An expert has dismissed the idea that there's a web services war saying that there's little conflict between SOAP-based WS-* services against REST services.

Jean Paoli, general manager of interoperability at the company and also a pioneer in the development of XML, was dismissive of any assertion that the two web services strains are in some sort of battle. REST, however, has gained adherents lately, such as Ruby on Rails builder David Heinemeier Hansson, who have shown disdain for what they see as the complexity of WS-* specifications

Hansson and others even have mockingly called the specifications "ws death star," referring to the enemy battle station in "Star Wars." Developers in charge of the Rails framework switched emphasis from SOAP to REST services in version 2.0 of Rails in 2007.
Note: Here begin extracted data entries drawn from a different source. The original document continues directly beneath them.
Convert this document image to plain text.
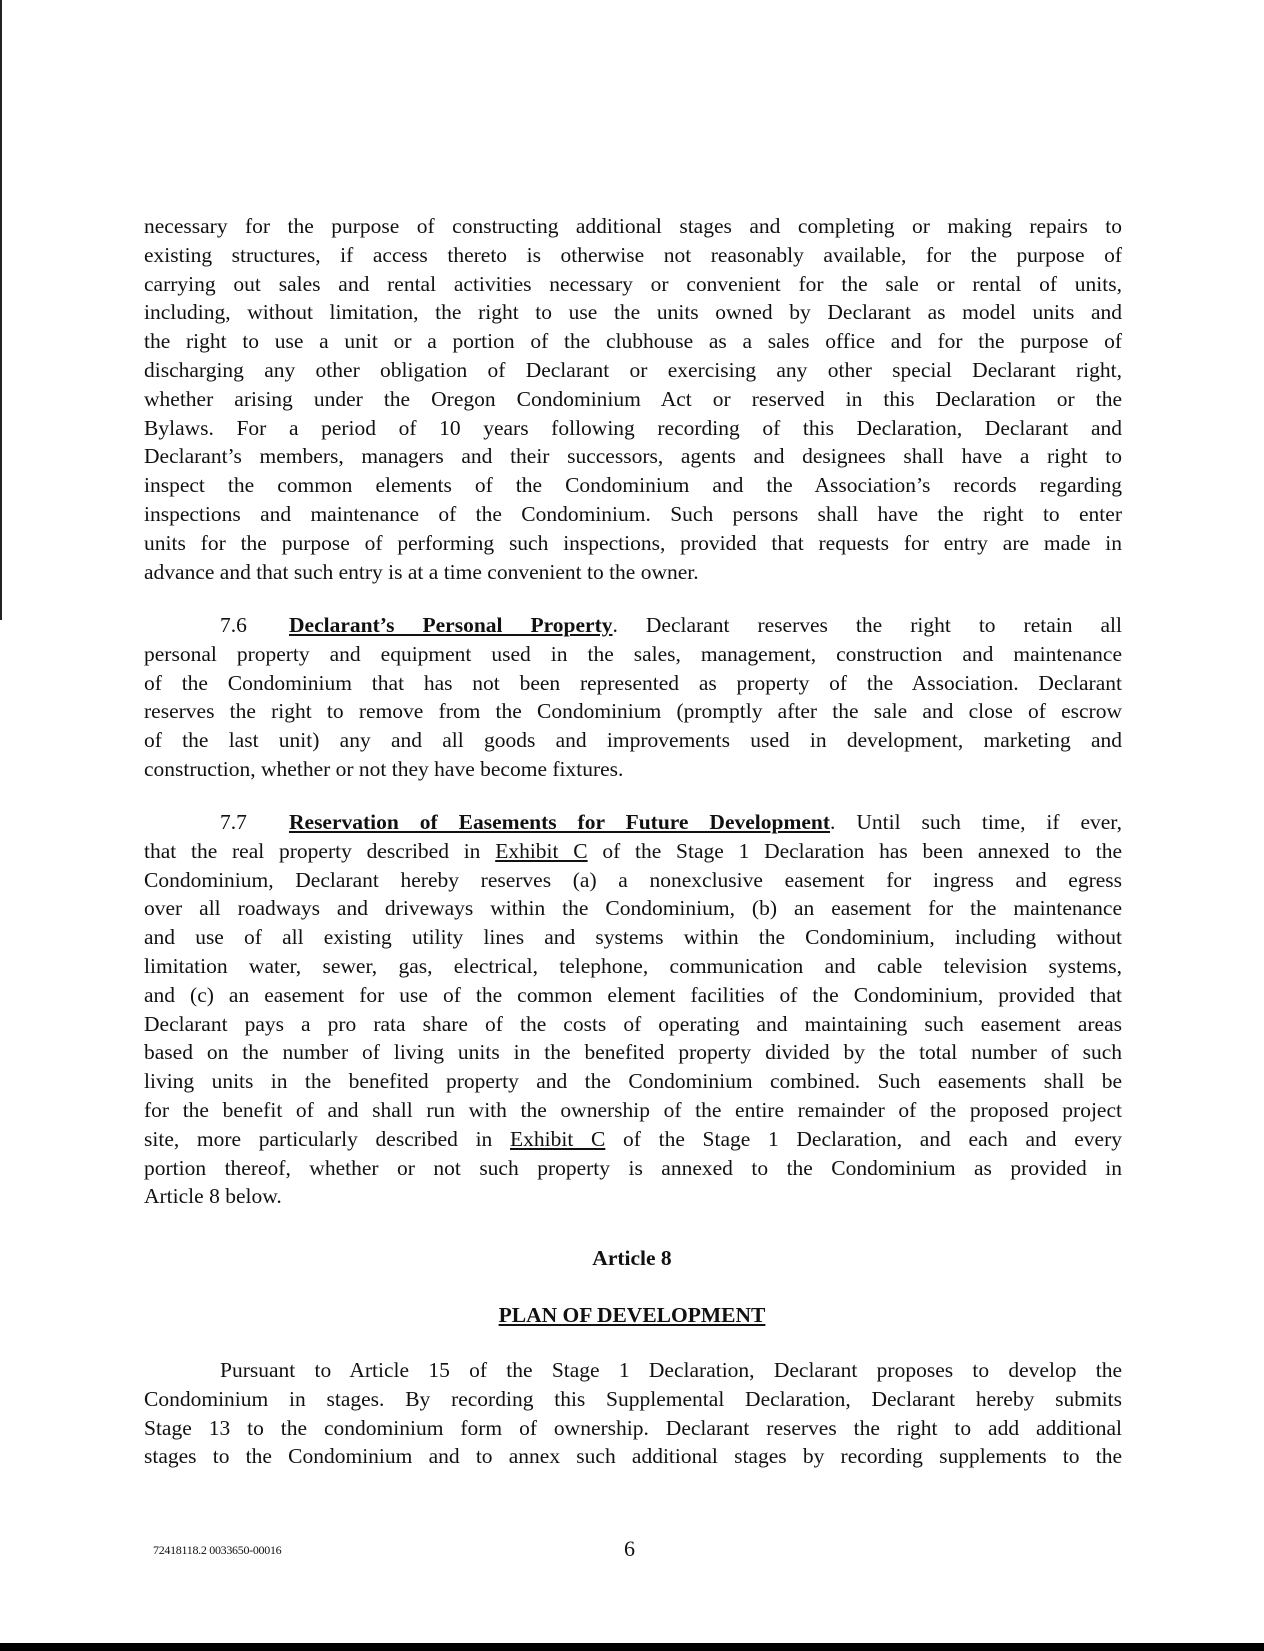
necessary for the purpose of constructing additional stages and completing or making repairs to
existing structures, if access thereto is otherwise not reasonably available, for the purpose of
carrying out sales and rental activities necessary or convenient for the sale or rental of units,
including, without limitation, the right to use the units owned by Declarant as model units and
the right to use a unit or a portion of the clubhouse as a sales office and for the purpose of
discharging any other obligation of Declarant or exercising any other special Declarant right,
whether arising under the Oregon Condominium Act or reserved in this Declaration or the
Bylaws. For a period of 10 years following recording of this Declaration, Declarant and
Declarant’s members, managers and their successors, agents and designees shall have a right to
inspect the common elements of the Condominium and the Association’s records regarding
inspections and maintenance of the Condominium. Such persons shall have the right to enter
units for the purpose of performing such inspections, provided that requests for entry are made in
advance and that such entry is at a time convenient to the owner.
7.6 Declarant’s Personal Property. Declarant reserves the right to retain all
personal property and equipment used in the sales, management, construction and maintenance
of the Condominium that has not been represented as property of the Association. Declarant
reserves the right to remove from the Condominium (promptly after the sale and close of escrow
of the last unit) any and all goods and improvements used in development, marketing and
construction, whether or not they have become fixtures.
7.7 Reservation of Easements for Future Development. Until such time, if ever,
that the real property described in Exhibit C of the Stage 1 Declaration has been annexed to the
Condominium, Declarant hereby reserves (a) a nonexclusive easement for ingress and egress
over all roadways and driveways within the Condominium, (b) an easement for the maintenance
and use of all existing utility lines and systems within the Condominium, including without
limitation water, sewer, gas, electrical, telephone, communication and cable television systems,
and (c) an easement for use of the common element facilities of the Condominium, provided that
Declarant pays a pro rata share of the costs of operating and maintaining such easement areas
based on the number of living units in the benefited property divided by the total number of such
living units in the benefited property and the Condominium combined. Such easements shall be
for the benefit of and shall run with the ownership of the entire remainder of the proposed project
site, more particularly described in Exhibit C of the Stage 1 Declaration, and each and every
portion thereof, whether or not such property is annexed to the Condominium as provided in
Article 8 below.
Article 8
PLAN OF DEVELOPMENT
Pursuant to Article 15 of the Stage 1 Declaration, Declarant proposes to develop the
Condominium in stages. By recording this Supplemental Declaration, Declarant hereby submits
Stage 13 to the condominium form of ownership. Declarant reserves the right to add additional
stages to the Condominium and to annex such additional stages by recording supplements to the
72418118.2 0033650-00016	6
But Paoli described the situation as "overblown," stressing developers can make choices.

"You use as much as you need from any standard," he said. For simple web services, developers can use REST. For more complex needs, they can use WS-* services, he said. The WS-* palette of specifications features capabilities in areas such as security and reliable messaging.

Microsoft supports REST in technologies such as its Windows Communication Foundation for web services and its Windows Azure Storage Services for cloud computing.

Paoli and Craig Shank, general manager of interoperability strategy at Microsoft, emphasised various interoperability efforts at Microsoft ranging from document format work and collaborating on standards bodies to working with Novell on enabling Microsoft's Silverlight rich media technology to run on Linux. The company also has assisted in such efforts as development of a PHP software development kit for Azure.

Microsoft has launched a website entitled Interoperability Bridges & Lab Center, detailing links between Microsoft and non-Microsoft technologies.

"As a practical matter, we have a wide range of people who work on and are focused on interoperability," Shank said.